Footnote: In the case of volume-backed instances, the root disk of the instance is usually in a common location such as on a SAN device. In this case, the root disk is not destroyed, but any other instance state is recreated (which includes memory, ephemeral disk, swap disk, etc).
Now that you understand the fundamental operations that the server side of Nova can perform, we should talk about the client. Unfortunately, the misnamed server-side evacuate operation is further confused by some additional things in the client.
In the client, if you want to initiate any of the above operations, there is a straightforward command that maps to each:
||Cold Migration||Power off and move|
||Cold Migration (with resize)||Power off, move, resize|
||Live Migration||Move while running|
||Evacuation||Rebuild somewhere else|
The really confusing bit comes into view because the client has a few extra commands to help automate some things.
nova host-evacuate command does not translate directly to a server-side operation, but is more of a client-side macro or “meta operation.” When you call this command, you provide a hypervisor hostname, which the client uses to list and trigger evacuate operations on each instance running on that hypervisor. You would use this command post-failure (just like the single-instance evacuate command) to trigger evacuations of all the instances on a failed compute host.
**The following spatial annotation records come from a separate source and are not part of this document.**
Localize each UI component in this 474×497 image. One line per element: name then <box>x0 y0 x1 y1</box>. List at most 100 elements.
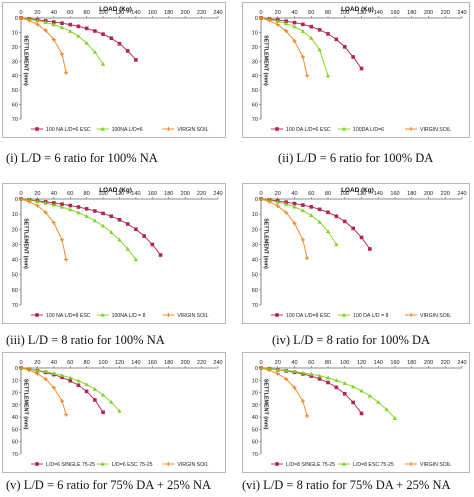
data-point <box>301 203 305 207</box>
y-tick-label: 40 <box>252 415 258 421</box>
data-point <box>68 378 73 383</box>
x-tick-label: 220 <box>441 191 450 197</box>
y-tick-label: 70 <box>12 452 18 458</box>
legend-marker <box>341 126 347 131</box>
data-point <box>301 22 305 27</box>
legend-marker <box>409 127 413 131</box>
data-point <box>309 371 314 376</box>
y-tick-label: 70 <box>252 303 258 309</box>
data-point <box>267 199 272 204</box>
data-point <box>284 28 289 33</box>
data-point <box>109 214 114 219</box>
chart-panel-2: 0 20 40 60 80 100 120 140 160 180 200 220 240 0 10 20 30… <box>242 2 470 138</box>
x-tick-label: 120 <box>357 360 366 366</box>
data-point <box>92 49 97 54</box>
x-tick-label: 140 <box>374 10 383 16</box>
data-point <box>305 413 310 418</box>
data-point <box>158 253 163 257</box>
data-point <box>43 20 48 24</box>
x-tick-label: 140 <box>374 191 383 197</box>
data-point <box>376 399 381 404</box>
legend-marker <box>166 462 171 466</box>
x-tick-label: 180 <box>164 10 173 16</box>
data-point <box>359 388 364 393</box>
data-point <box>284 201 289 206</box>
x-tick-label: 180 <box>164 360 173 366</box>
chart-caption: (v) L/D = 6 ratio for 75% DA + 25% NA <box>6 478 212 492</box>
data-point <box>275 22 280 27</box>
chart-svg-5: 0 20 40 60 80 100 120 140 160 180 200 220 240 0 10 20 30… <box>12 360 223 468</box>
data-point <box>259 197 263 201</box>
legend-marker <box>409 462 413 466</box>
chart-svg-1: 0 20 40 60 80 100 120 140 160 180 200 220 240 0 10 20 30… <box>12 6 223 133</box>
y-tick-label: 20 <box>12 227 18 233</box>
x-tick-label: 200 <box>180 360 189 366</box>
data-point <box>117 217 122 222</box>
x-axis-label: LOAD (Kg) <box>341 187 374 194</box>
chart-svg-6: 0 20 40 60 80 100 120 140 160 180 200 220 240 0 10 20 30… <box>252 360 467 468</box>
x-tick-label: 80 <box>325 191 331 197</box>
data-point <box>27 368 32 373</box>
x-tick-label: 80 <box>84 360 90 366</box>
y-tick-label: 10 <box>12 378 18 384</box>
data-point <box>305 73 310 78</box>
x-tick-label: 240 <box>457 191 466 197</box>
x-tick-label: 20 <box>34 191 40 197</box>
legend-label: L/D=8 ESC 75-25 <box>353 462 394 468</box>
data-point <box>334 242 339 247</box>
y-tick-label: 20 <box>252 391 258 397</box>
x-tick-label: 200 <box>424 10 433 16</box>
data-point <box>100 223 106 228</box>
legend-marker <box>166 127 171 131</box>
data-point <box>275 371 280 376</box>
x-tick-label: 140 <box>374 360 383 366</box>
data-point <box>100 61 106 66</box>
data-point <box>68 203 73 208</box>
data-point <box>305 256 310 261</box>
data-point <box>359 235 364 240</box>
data-point <box>27 199 32 204</box>
chart-panel-6: 0 20 40 60 80 100 120 140 160 180 200 220 240 0 10 20 30… <box>242 352 470 473</box>
y-tick-label: 50 <box>252 88 258 94</box>
chart-panel-1: 0 20 40 60 80 100 120 140 160 180 200 220 240 0 10 20 30… <box>2 2 226 138</box>
data-point <box>309 24 314 29</box>
legend-label: 100 DA L/D = 8 <box>353 313 388 319</box>
x-axis-label: LOAD (Kg) <box>341 6 374 13</box>
data-point <box>68 207 73 212</box>
legend-label: VIRGIN SOIL <box>177 462 208 468</box>
x-tick-label: 200 <box>180 191 189 197</box>
data-point <box>317 28 322 32</box>
legend-marker <box>100 461 105 466</box>
x-tick-label: 220 <box>197 191 206 197</box>
x-tick-label: 100 <box>98 360 107 366</box>
chart-caption: (vi) L/D = 8 ratio for 75% DA + 25% NA <box>242 478 451 492</box>
data-point <box>76 205 81 209</box>
data-point <box>93 29 97 33</box>
x-tick-label: 220 <box>197 10 206 16</box>
y-tick-label: 40 <box>252 74 258 80</box>
y-tick-label: 60 <box>12 103 18 109</box>
data-point <box>317 219 322 224</box>
x-tick-label: 180 <box>407 360 416 366</box>
x-tick-label: 140 <box>131 10 140 16</box>
y-tick-label: 50 <box>252 427 258 433</box>
y-tick-label: 60 <box>252 103 258 109</box>
data-point <box>59 373 65 377</box>
data-point <box>351 55 355 59</box>
chart-svg-3: 0 20 40 60 80 100 120 140 160 180 200 220 240 0 10 20 30… <box>12 187 223 319</box>
y-tick-label: 0 <box>255 197 258 203</box>
data-point <box>134 227 138 232</box>
legend-label: VIRGIN SOIL <box>420 127 451 133</box>
data-point <box>51 385 56 390</box>
chart-caption: (i) L/D = 6 ratio for 100% NA <box>6 151 158 165</box>
y-tick-label: 40 <box>12 74 18 80</box>
data-point <box>300 29 305 33</box>
data-point <box>284 19 288 23</box>
data-point <box>292 39 297 44</box>
data-point <box>392 416 398 420</box>
x-tick-label: 140 <box>131 360 140 366</box>
data-point <box>309 213 314 217</box>
x-tick-label: 180 <box>407 10 416 16</box>
data-point <box>292 20 297 25</box>
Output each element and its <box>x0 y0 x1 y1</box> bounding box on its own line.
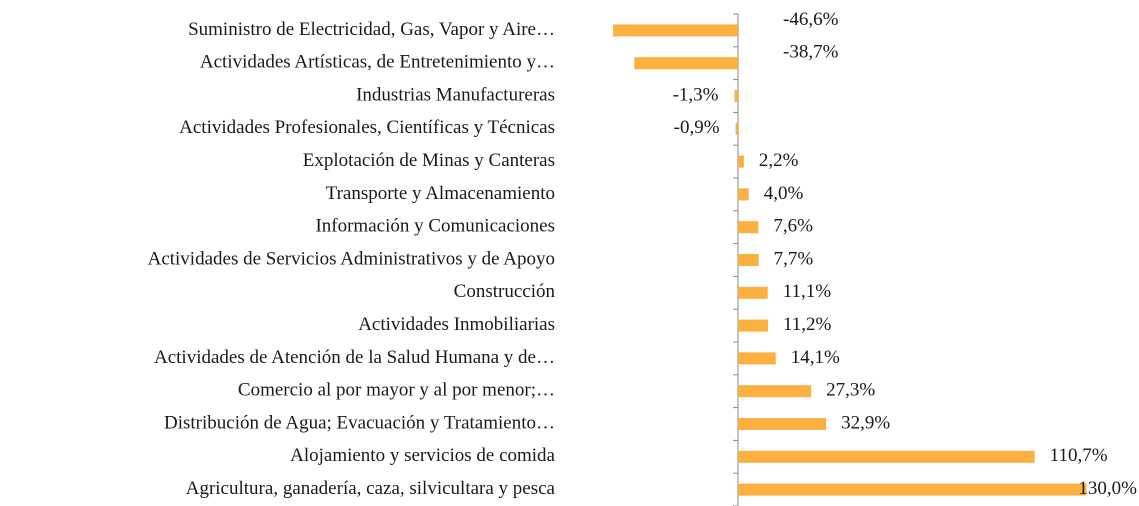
bar <box>738 483 1087 496</box>
value-label: 32,9% <box>841 412 890 433</box>
category-label: Suministro de Electricidad, Gas, Vapor y… <box>188 19 555 40</box>
value-label: 4,0% <box>764 183 804 204</box>
bar <box>738 418 827 430</box>
category-label: Distribución de Agua; Evacuación y Trata… <box>164 412 555 433</box>
value-label: 27,3% <box>826 380 875 401</box>
bar <box>738 450 1035 463</box>
bar <box>738 352 776 365</box>
value-label: -1,3% <box>673 84 719 105</box>
bar <box>738 385 812 398</box>
value-label: 11,2% <box>783 314 832 335</box>
bar <box>738 155 744 168</box>
value-label: 110,7% <box>1050 445 1108 466</box>
value-label: 14,1% <box>791 347 840 368</box>
category-label: Explotación de Minas y Canteras <box>303 150 555 171</box>
category-label: Información y Comunicaciones <box>315 216 555 237</box>
value-label: -46,6% <box>783 9 839 30</box>
category-label: Alojamiento y servicios de comida <box>290 445 555 466</box>
category-label: Actividades Inmobiliarias <box>358 314 555 335</box>
category-label: Agricultura, ganadería, caza, silviculta… <box>186 478 556 499</box>
category-label: Actividades Artísticas, de Entretenimien… <box>200 52 555 73</box>
bar <box>738 286 768 299</box>
bar <box>738 221 759 234</box>
bar <box>738 188 749 201</box>
category-label: Actividades de Servicios Administrativos… <box>148 248 555 269</box>
category-label: Construcción <box>454 281 556 302</box>
value-label: 7,6% <box>773 216 813 237</box>
bar <box>734 90 738 102</box>
value-label: 2,2% <box>759 150 799 171</box>
value-label: -0,9% <box>674 117 720 138</box>
bar <box>634 57 738 70</box>
bar <box>738 319 769 332</box>
category-label: Actividades de Atención de la Salud Huma… <box>154 347 555 368</box>
category-label: Industrias Manufactureras <box>356 84 555 105</box>
category-label: Transporte y Almacenamiento <box>326 183 555 204</box>
value-label: 11,1% <box>783 281 832 302</box>
bar <box>735 122 738 135</box>
category-label: Comercio al por mayor y al por menor;… <box>238 380 555 401</box>
bar <box>613 24 738 37</box>
bar <box>738 254 759 266</box>
value-label: 130,0% <box>1078 478 1137 499</box>
category-label: Actividades Profesionales, Científicas y… <box>179 117 555 138</box>
value-label: 7,7% <box>774 248 814 269</box>
value-label: -38,7% <box>783 42 839 63</box>
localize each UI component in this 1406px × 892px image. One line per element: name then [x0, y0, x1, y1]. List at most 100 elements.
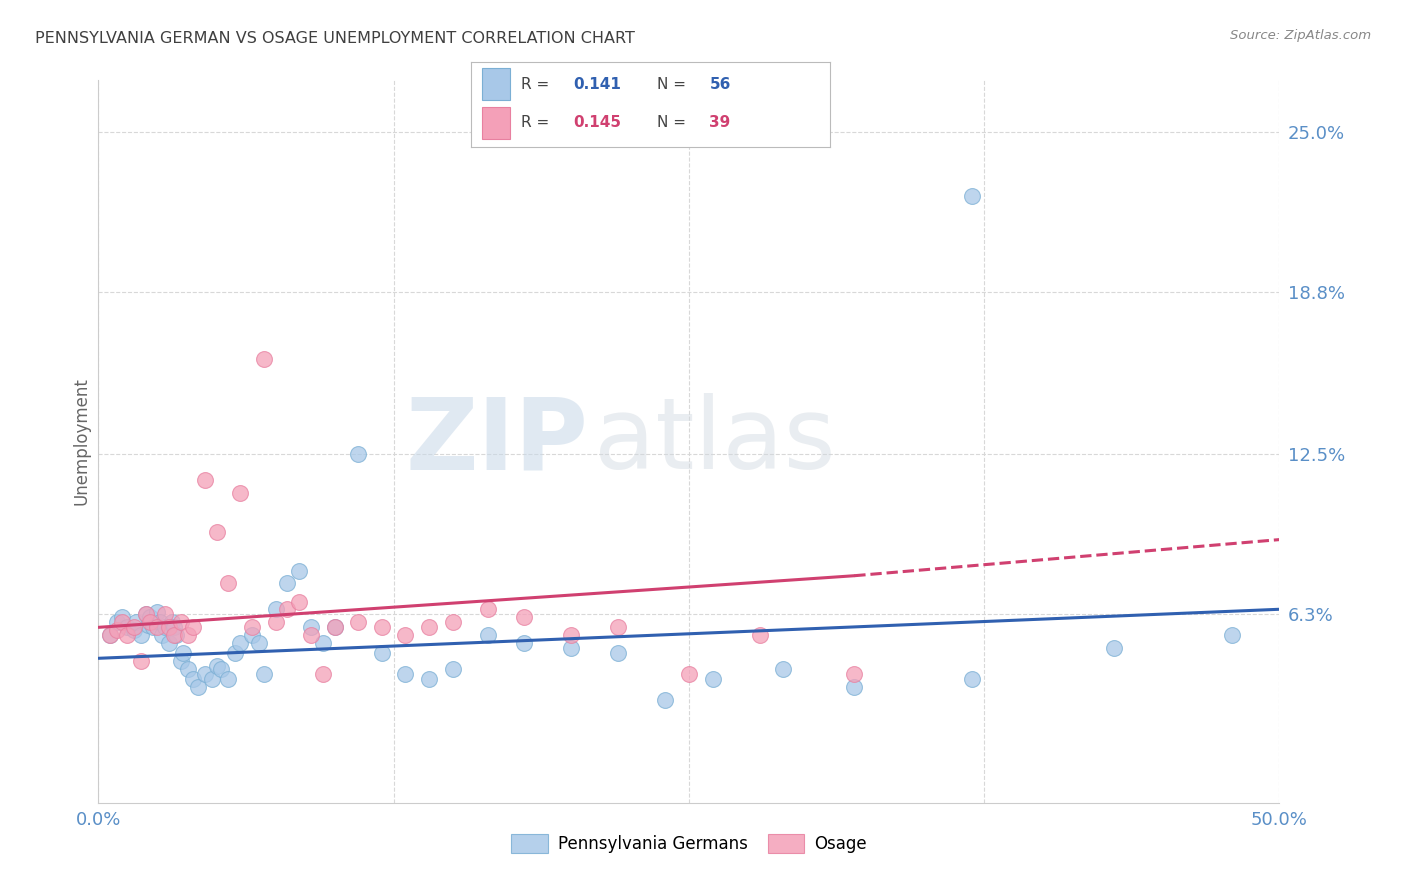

The nova host-servers-migrate command also does not directly translate to a server-side operation, but like the above, issues a cold migration request for each instance running on the supplied hypervisor hostname. You would use this command pre-failure (just like the single-instance migrate command) to trigger migrations of all the instances on a still-running compute host.
Ready for the biggest and most confusing one, saved for last? The client also has a command called
host-evacuate-live. You might be thinking: “Evacuate in nova means that the compute host is already down, how could we migrate anything live off of a dead host?” — and you would be correct. Unfortunately, this command does not do nova-style evacuations at all, but rather reflects the english definition of the word evacuate. Like its sibling above, this is a client-side meta command, that lists all instances running on the compute host, but triggers
live-migration operations for each one of them. This too is a pre-failure command to get instances migrated off of a compute host before a failure or maintenance event occurs.
In tabular format to mirror the above:
||Evacuation||Run evacuate (rebuild elsewhere)
on all instances on host
||Cold Migration||Run migrate on all
instances on host
||Live Migration||Run live migration on all
instances on host
Hopefully the above has helped demystify or clarify the meanings of these highly related but very different operations. Unfortunately, I can’t demystify the question of “how did the naming of these commands come to be so confusing in the first place?”